Una vez fuera del alcance del oído de la mesera, el silencio entre los dos comensales se desvaneció.

"So, here is the deal," dijo el de la cara afeitada. "You tell me what I want, and I give you what you want."

 "¿Qué diablos me estás diciendo?" replicó con confusión y malhumor su compañero. "¿Te estás haciendo el gracioso o qué? ¿Te estás burlando de mí? ¿Qué se te ha dado por hablarme en otro idioma?"  

"Another language? But what are you talking about? What language do you want me to use if not the one I know? Who do you think I am, a multilingual parrot?"

"¿Y todavía insistes? Yo no estoy aquí para perder el tiempo, soy alguien muy ocupado ¡y no tengo por qué aguantar esta tomadura de pelo!" repuso el hombre alto. 

A continuación, bebió de un solo trago la diminuta taza de capuchino y se puso de pie, listo para marcharse. Al levantarse, el individuo medio calvo notó cuál era el problema: la luz amarilla del multitraductor se encontraba apagada. Con un gesto perezoso, señaló al rubicundo barbudo su cinturón y él, al notar que el dichoso artefacto no estaba en funcionamiento, lo prendió de inmediato.

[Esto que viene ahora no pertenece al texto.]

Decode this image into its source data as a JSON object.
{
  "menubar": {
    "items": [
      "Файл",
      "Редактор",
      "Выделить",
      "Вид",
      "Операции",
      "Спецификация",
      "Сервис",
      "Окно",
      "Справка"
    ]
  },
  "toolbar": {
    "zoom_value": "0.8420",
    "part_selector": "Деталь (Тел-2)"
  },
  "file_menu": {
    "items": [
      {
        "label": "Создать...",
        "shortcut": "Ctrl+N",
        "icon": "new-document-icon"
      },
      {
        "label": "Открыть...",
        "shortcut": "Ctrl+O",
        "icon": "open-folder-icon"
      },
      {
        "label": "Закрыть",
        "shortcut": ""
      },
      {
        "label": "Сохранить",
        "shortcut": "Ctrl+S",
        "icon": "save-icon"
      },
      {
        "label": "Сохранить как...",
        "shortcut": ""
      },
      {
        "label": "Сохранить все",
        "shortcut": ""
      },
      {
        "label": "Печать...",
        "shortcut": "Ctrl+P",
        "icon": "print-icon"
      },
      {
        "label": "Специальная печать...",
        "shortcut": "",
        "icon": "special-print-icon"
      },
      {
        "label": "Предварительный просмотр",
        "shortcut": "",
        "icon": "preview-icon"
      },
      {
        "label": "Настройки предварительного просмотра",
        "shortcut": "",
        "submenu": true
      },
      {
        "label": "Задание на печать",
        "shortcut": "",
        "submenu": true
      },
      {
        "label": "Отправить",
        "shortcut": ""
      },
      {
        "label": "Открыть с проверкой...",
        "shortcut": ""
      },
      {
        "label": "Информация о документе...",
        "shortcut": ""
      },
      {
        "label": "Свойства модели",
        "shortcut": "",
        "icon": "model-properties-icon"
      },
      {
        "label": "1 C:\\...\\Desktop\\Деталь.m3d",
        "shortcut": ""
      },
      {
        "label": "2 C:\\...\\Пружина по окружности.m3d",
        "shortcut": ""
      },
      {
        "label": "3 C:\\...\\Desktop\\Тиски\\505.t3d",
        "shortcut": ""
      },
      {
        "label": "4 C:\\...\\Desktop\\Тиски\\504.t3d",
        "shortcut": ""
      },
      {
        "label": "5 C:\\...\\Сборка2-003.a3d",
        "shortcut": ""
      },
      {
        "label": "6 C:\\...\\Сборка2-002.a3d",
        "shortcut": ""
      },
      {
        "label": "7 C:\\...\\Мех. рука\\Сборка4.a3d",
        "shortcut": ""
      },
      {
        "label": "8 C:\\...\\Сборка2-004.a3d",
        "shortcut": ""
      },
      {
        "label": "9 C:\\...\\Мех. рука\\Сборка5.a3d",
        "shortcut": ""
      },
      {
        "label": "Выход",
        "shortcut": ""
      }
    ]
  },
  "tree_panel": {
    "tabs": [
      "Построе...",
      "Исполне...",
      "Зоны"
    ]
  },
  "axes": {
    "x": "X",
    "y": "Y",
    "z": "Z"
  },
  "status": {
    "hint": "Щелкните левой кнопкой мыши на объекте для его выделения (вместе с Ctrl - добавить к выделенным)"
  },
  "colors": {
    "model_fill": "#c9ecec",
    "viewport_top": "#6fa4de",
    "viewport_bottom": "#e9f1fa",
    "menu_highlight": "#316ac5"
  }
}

"Lo tenía apagado para ahorrar baterías," señaló, y se apresuró en agregar, "por supuesto no es que necesite ahorrar dinero, pero no hay que desperdiciarlo tampoco..." Y volvió a sentarse.

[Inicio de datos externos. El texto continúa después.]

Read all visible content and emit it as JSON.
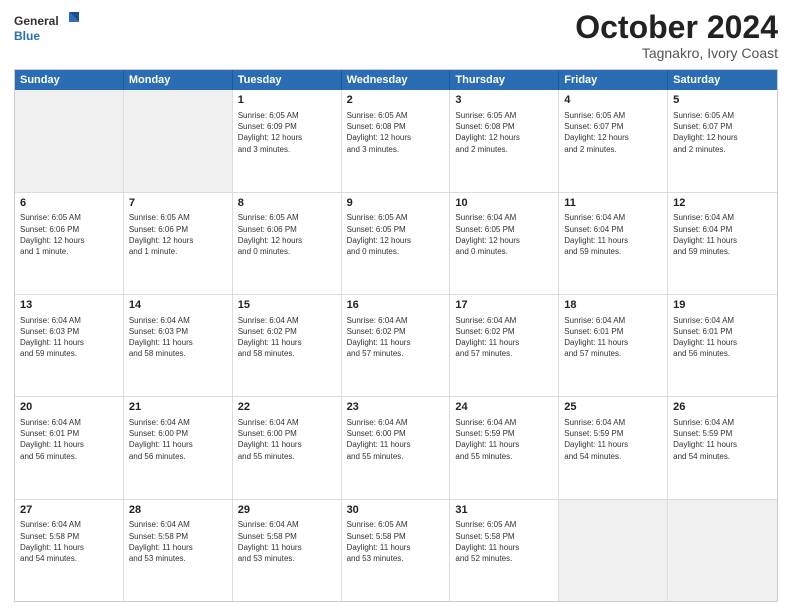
{
  "logo": {
    "line1": "General",
    "line2": "Blue"
  },
  "title": "October 2024",
  "subtitle": "Tagnakro, Ivory Coast",
  "header_days": [
    "Sunday",
    "Monday",
    "Tuesday",
    "Wednesday",
    "Thursday",
    "Friday",
    "Saturday"
  ],
  "weeks": [
    [
      {
        "day": "",
        "info": "",
        "shaded": true,
        "empty": true
      },
      {
        "day": "",
        "info": "",
        "shaded": true,
        "empty": true
      },
      {
        "day": "1",
        "info": "Sunrise: 6:05 AM\nSunset: 6:09 PM\nDaylight: 12 hours\nand 3 minutes."
      },
      {
        "day": "2",
        "info": "Sunrise: 6:05 AM\nSunset: 6:08 PM\nDaylight: 12 hours\nand 3 minutes."
      },
      {
        "day": "3",
        "info": "Sunrise: 6:05 AM\nSunset: 6:08 PM\nDaylight: 12 hours\nand 2 minutes."
      },
      {
        "day": "4",
        "info": "Sunrise: 6:05 AM\nSunset: 6:07 PM\nDaylight: 12 hours\nand 2 minutes."
      },
      {
        "day": "5",
        "info": "Sunrise: 6:05 AM\nSunset: 6:07 PM\nDaylight: 12 hours\nand 2 minutes."
      }
    ],
    [
      {
        "day": "6",
        "info": "Sunrise: 6:05 AM\nSunset: 6:06 PM\nDaylight: 12 hours\nand 1 minute."
      },
      {
        "day": "7",
        "info": "Sunrise: 6:05 AM\nSunset: 6:06 PM\nDaylight: 12 hours\nand 1 minute."
      },
      {
        "day": "8",
        "info": "Sunrise: 6:05 AM\nSunset: 6:06 PM\nDaylight: 12 hours\nand 0 minutes."
      },
      {
        "day": "9",
        "info": "Sunrise: 6:05 AM\nSunset: 6:05 PM\nDaylight: 12 hours\nand 0 minutes."
      },
      {
        "day": "10",
        "info": "Sunrise: 6:04 AM\nSunset: 6:05 PM\nDaylight: 12 hours\nand 0 minutes."
      },
      {
        "day": "11",
        "info": "Sunrise: 6:04 AM\nSunset: 6:04 PM\nDaylight: 11 hours\nand 59 minutes."
      },
      {
        "day": "12",
        "info": "Sunrise: 6:04 AM\nSunset: 6:04 PM\nDaylight: 11 hours\nand 59 minutes."
      }
    ],
    [
      {
        "day": "13",
        "info": "Sunrise: 6:04 AM\nSunset: 6:03 PM\nDaylight: 11 hours\nand 59 minutes."
      },
      {
        "day": "14",
        "info": "Sunrise: 6:04 AM\nSunset: 6:03 PM\nDaylight: 11 hours\nand 58 minutes."
      },
      {
        "day": "15",
        "info": "Sunrise: 6:04 AM\nSunset: 6:02 PM\nDaylight: 11 hours\nand 58 minutes."
      },
      {
        "day": "16",
        "info": "Sunrise: 6:04 AM\nSunset: 6:02 PM\nDaylight: 11 hours\nand 57 minutes."
      },
      {
        "day": "17",
        "info": "Sunrise: 6:04 AM\nSunset: 6:02 PM\nDaylight: 11 hours\nand 57 minutes."
      },
      {
        "day": "18",
        "info": "Sunrise: 6:04 AM\nSunset: 6:01 PM\nDaylight: 11 hours\nand 57 minutes."
      },
      {
        "day": "19",
        "info": "Sunrise: 6:04 AM\nSunset: 6:01 PM\nDaylight: 11 hours\nand 56 minutes."
      }
    ],
    [
      {
        "day": "20",
        "info": "Sunrise: 6:04 AM\nSunset: 6:01 PM\nDaylight: 11 hours\nand 56 minutes."
      },
      {
        "day": "21",
        "info": "Sunrise: 6:04 AM\nSunset: 6:00 PM\nDaylight: 11 hours\nand 56 minutes."
      },
      {
        "day": "22",
        "info": "Sunrise: 6:04 AM\nSunset: 6:00 PM\nDaylight: 11 hours\nand 55 minutes."
      },
      {
        "day": "23",
        "info": "Sunrise: 6:04 AM\nSunset: 6:00 PM\nDaylight: 11 hours\nand 55 minutes."
      },
      {
        "day": "24",
        "info": "Sunrise: 6:04 AM\nSunset: 5:59 PM\nDaylight: 11 hours\nand 55 minutes."
      },
      {
        "day": "25",
        "info": "Sunrise: 6:04 AM\nSunset: 5:59 PM\nDaylight: 11 hours\nand 54 minutes."
      },
      {
        "day": "26",
        "info": "Sunrise: 6:04 AM\nSunset: 5:59 PM\nDaylight: 11 hours\nand 54 minutes."
      }
    ],
    [
      {
        "day": "27",
        "info": "Sunrise: 6:04 AM\nSunset: 5:58 PM\nDaylight: 11 hours\nand 54 minutes."
      },
      {
        "day": "28",
        "info": "Sunrise: 6:04 AM\nSunset: 5:58 PM\nDaylight: 11 hours\nand 53 minutes."
      },
      {
        "day": "29",
        "info": "Sunrise: 6:04 AM\nSunset: 5:58 PM\nDaylight: 11 hours\nand 53 minutes."
      },
      {
        "day": "30",
        "info": "Sunrise: 6:05 AM\nSunset: 5:58 PM\nDaylight: 11 hours\nand 53 minutes."
      },
      {
        "day": "31",
        "info": "Sunrise: 6:05 AM\nSunset: 5:58 PM\nDaylight: 11 hours\nand 52 minutes."
      },
      {
        "day": "",
        "info": "",
        "shaded": true,
        "empty": true
      },
      {
        "day": "",
        "info": "",
        "shaded": true,
        "empty": true
      }
    ]
  ]
}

El multitraductor era un invento excepcional que revolucionó la comunicación. Del tamaño no mayor que un antiguo USB plano, y los últimos modelos más minúsculos aún, uno se lo podía colocar en el cinturón, bolsillo o cualquiera parte conveniente. Con una gran sensibilidad para captar las ondas sonoras de la voz humana, este aparato decodificaba los sonidos del lenguaje que recibiese y los recreaba traducidos en el idioma que estuviera programado. Gracias a aquella innovación, la comunicación entre la gente se simplificó al instante; ya no había necesidad de estudiar otras lenguas, salvo si uno se hallaba interesado en esa rama como trabajo o investigación. Los movimientos de personas de país a país crecieron de manera exponencial, aumentando con creces la diversificación cultural y racial en el mundo. El rubro de las empresas de interpretación desapareció y fue reemplazado por la industria tecnológica del multitraductor. Al inicio fue un objeto de lujo, al poco tiempo pasó a ser una cosa de diario, hasta que se convirtió en un artículo esencial subvencionado por los gobiernos. Hoy en día no se podía concebir vivir sin uno de esos dispositivos.

"Entonces, este es el trato," retomó el sujeto carente de barba. "Tú me dices lo que yo quiero y yo te doy lo que tú quieres."